Biomass-derived nanostructured carbon materials for high-performance supercapacitor electrodes

Abstract

To achieve a higher energy density for the supercapacitor without degrading cycle stability, functionalization of biomass based-AC with oxygen-containing groups was applied. Nanostructured carbon materials were produced from barley straw biomass waste using the activation-functionalization by FeCl₃ and urea via the pyrolysis method in a tubular reactor at 900 °C. The electrode made up of carbon BCF-U in the three-electrode cell in aqueous KOH electrolyte showed high-specific capacitance of 515 F g^–1 at current density of 2 A g⁻¹ and in aqueous Na₂SO₄ electrolyte the capacitance of 379 F g⁻¹ at 3 A g⁻¹. The BCF-U electrode showed cycling stability, retaining more than 99% capacitance after 5000 cycles in 1 M Na₂SO₄ electrolyte.

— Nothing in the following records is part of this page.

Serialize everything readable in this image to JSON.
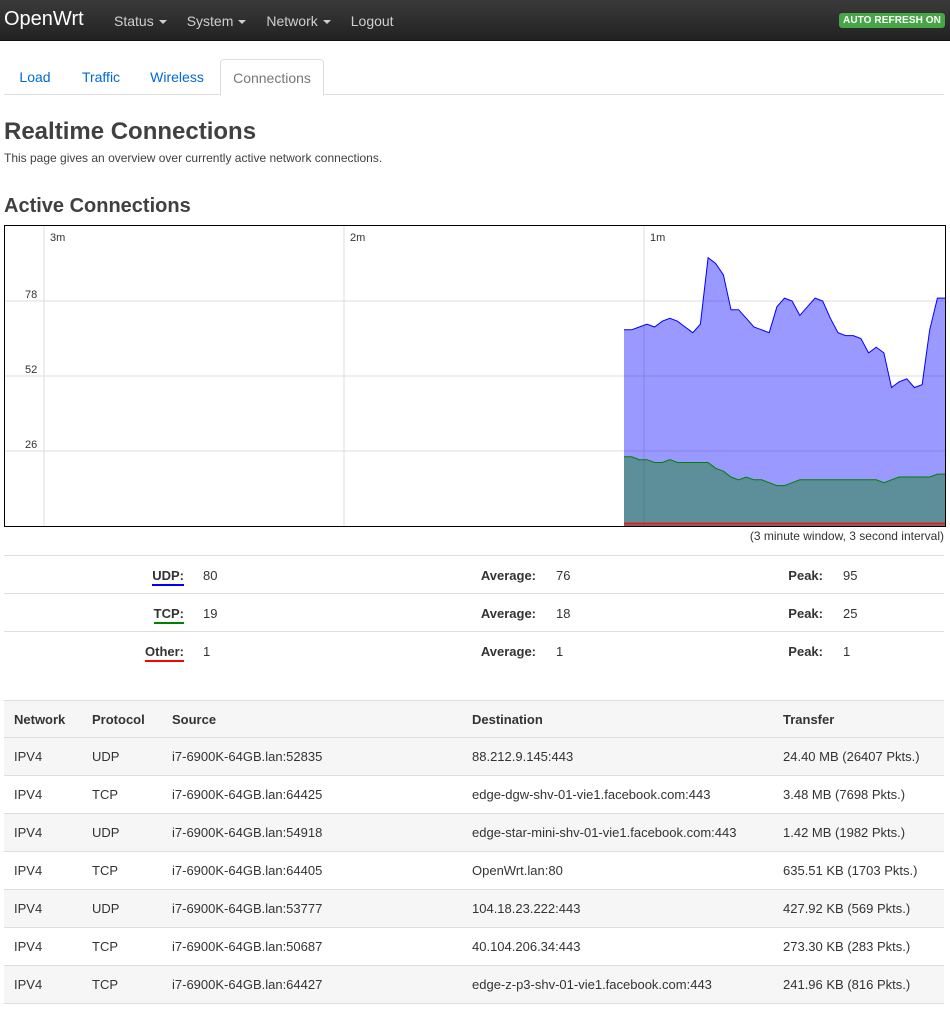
{
  "nav": {
    "brand": "OpenWrt",
    "menu": [
      {
        "label": "Status",
        "dropdown": true
      },
      {
        "label": "System",
        "dropdown": true
      },
      {
        "label": "Network",
        "dropdown": true
      },
      {
        "label": "Logout",
        "dropdown": false
      }
    ],
    "auto_refresh": "AUTO REFRESH ON"
  },
  "tabs": [
    {
      "label": "Load",
      "active": false
    },
    {
      "label": "Traffic",
      "active": false
    },
    {
      "label": "Wireless",
      "active": false
    },
    {
      "label": "Connections",
      "active": true
    }
  ],
  "page": {
    "title": "Realtime Connections",
    "description": "This page gives an overview over currently active network connections.",
    "section_title": "Active Connections",
    "window_caption": "(3 minute window, 3 second interval)"
  },
  "chart_data": {
    "type": "area",
    "x_ticks": [
      "3m",
      "2m",
      "1m"
    ],
    "y_ticks": [
      78,
      52,
      26
    ],
    "ylim": [
      0,
      104
    ],
    "grid": true,
    "series": [
      {
        "name": "UDP",
        "color": "#0000ff",
        "values": [
          68,
          68,
          69,
          70,
          69,
          71,
          72,
          71,
          69,
          67,
          70,
          93,
          91,
          87,
          75,
          75,
          72,
          69,
          68,
          67,
          76,
          79,
          78,
          73,
          76,
          79,
          78,
          72,
          67,
          66,
          66,
          65,
          60,
          62,
          60,
          48,
          50,
          51,
          48,
          49,
          68,
          79,
          79
        ]
      },
      {
        "name": "TCP",
        "color": "#008000",
        "values": [
          24,
          24,
          23,
          23,
          22,
          22,
          23,
          22,
          22,
          22,
          22,
          22,
          20,
          19,
          17,
          16,
          17,
          16,
          16,
          15,
          14,
          14,
          15,
          16,
          16,
          16,
          16,
          16,
          16,
          16,
          16,
          16,
          16,
          16,
          15,
          16,
          17,
          17,
          17,
          17,
          17,
          18,
          18
        ]
      },
      {
        "name": "Other",
        "color": "#ff0000",
        "values": [
          1,
          1,
          1,
          1,
          1,
          1,
          1,
          1,
          1,
          1,
          1,
          1,
          1,
          1,
          1,
          1,
          1,
          1,
          1,
          1,
          1,
          1,
          1,
          1,
          1,
          1,
          1,
          1,
          1,
          1,
          1,
          1,
          1,
          1,
          1,
          1,
          1,
          1,
          1,
          1,
          1,
          1,
          1
        ]
      }
    ]
  },
  "stats": [
    {
      "label": "UDP:",
      "cls": "udp",
      "current": "80",
      "avg_label": "Average:",
      "average": "76",
      "peak_label": "Peak:",
      "peak": "95"
    },
    {
      "label": "TCP:",
      "cls": "tcp",
      "current": "19",
      "avg_label": "Average:",
      "average": "18",
      "peak_label": "Peak:",
      "peak": "25"
    },
    {
      "label": "Other:",
      "cls": "other",
      "current": "1",
      "avg_label": "Average:",
      "average": "1",
      "peak_label": "Peak:",
      "peak": "1"
    }
  ],
  "connections": {
    "headers": [
      "Network",
      "Protocol",
      "Source",
      "Destination",
      "Transfer"
    ],
    "rows": [
      [
        "IPV4",
        "UDP",
        "i7-6900K-64GB.lan:52835",
        "88.212.9.145:443",
        "24.40 MB (26407 Pkts.)"
      ],
      [
        "IPV4",
        "TCP",
        "i7-6900K-64GB.lan:64425",
        "edge-dgw-shv-01-vie1.facebook.com:443",
        "3.48 MB (7698 Pkts.)"
      ],
      [
        "IPV4",
        "UDP",
        "i7-6900K-64GB.lan:54918",
        "edge-star-mini-shv-01-vie1.facebook.com:443",
        "1.42 MB (1982 Pkts.)"
      ],
      [
        "IPV4",
        "TCP",
        "i7-6900K-64GB.lan:64405",
        "OpenWrt.lan:80",
        "635.51 KB (1703 Pkts.)"
      ],
      [
        "IPV4",
        "UDP",
        "i7-6900K-64GB.lan:53777",
        "104.18.23.222:443",
        "427.92 KB (569 Pkts.)"
      ],
      [
        "IPV4",
        "TCP",
        "i7-6900K-64GB.lan:50687",
        "40.104.206.34:443",
        "273.30 KB (283 Pkts.)"
      ],
      [
        "IPV4",
        "TCP",
        "i7-6900K-64GB.lan:64427",
        "edge-z-p3-shv-01-vie1.facebook.com:443",
        "241.96 KB (816 Pkts.)"
      ]
    ]
  }
}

The fabricated symmetric supercapacitor device with carbon BCF-U showed a high-energy density of 10.7 Wh kg^–1 and a power density of 720 W kg⁻¹ in aqueous 6 M KOH. Different characterizations were carried out to show that the functional group and morphological features of the activated carbon were closely related to the superior capacitive performance by enhancing diffusion of electrolyte ions. The analysis proved the formation of graphitic nature with mixed micro- and mesoporous textures in addition to carbon nanotube, carbon nano rod, and graphene. These unique features make synthetic activated and functionalized samples possess good adsorption capacity for electrical double layer capacitors. The results demonstrate that nanostructured carbon materials derived from a low-cost biomass waste can serve as an economical carbon feedstock for production of high-performance electrode material for supercapacitors.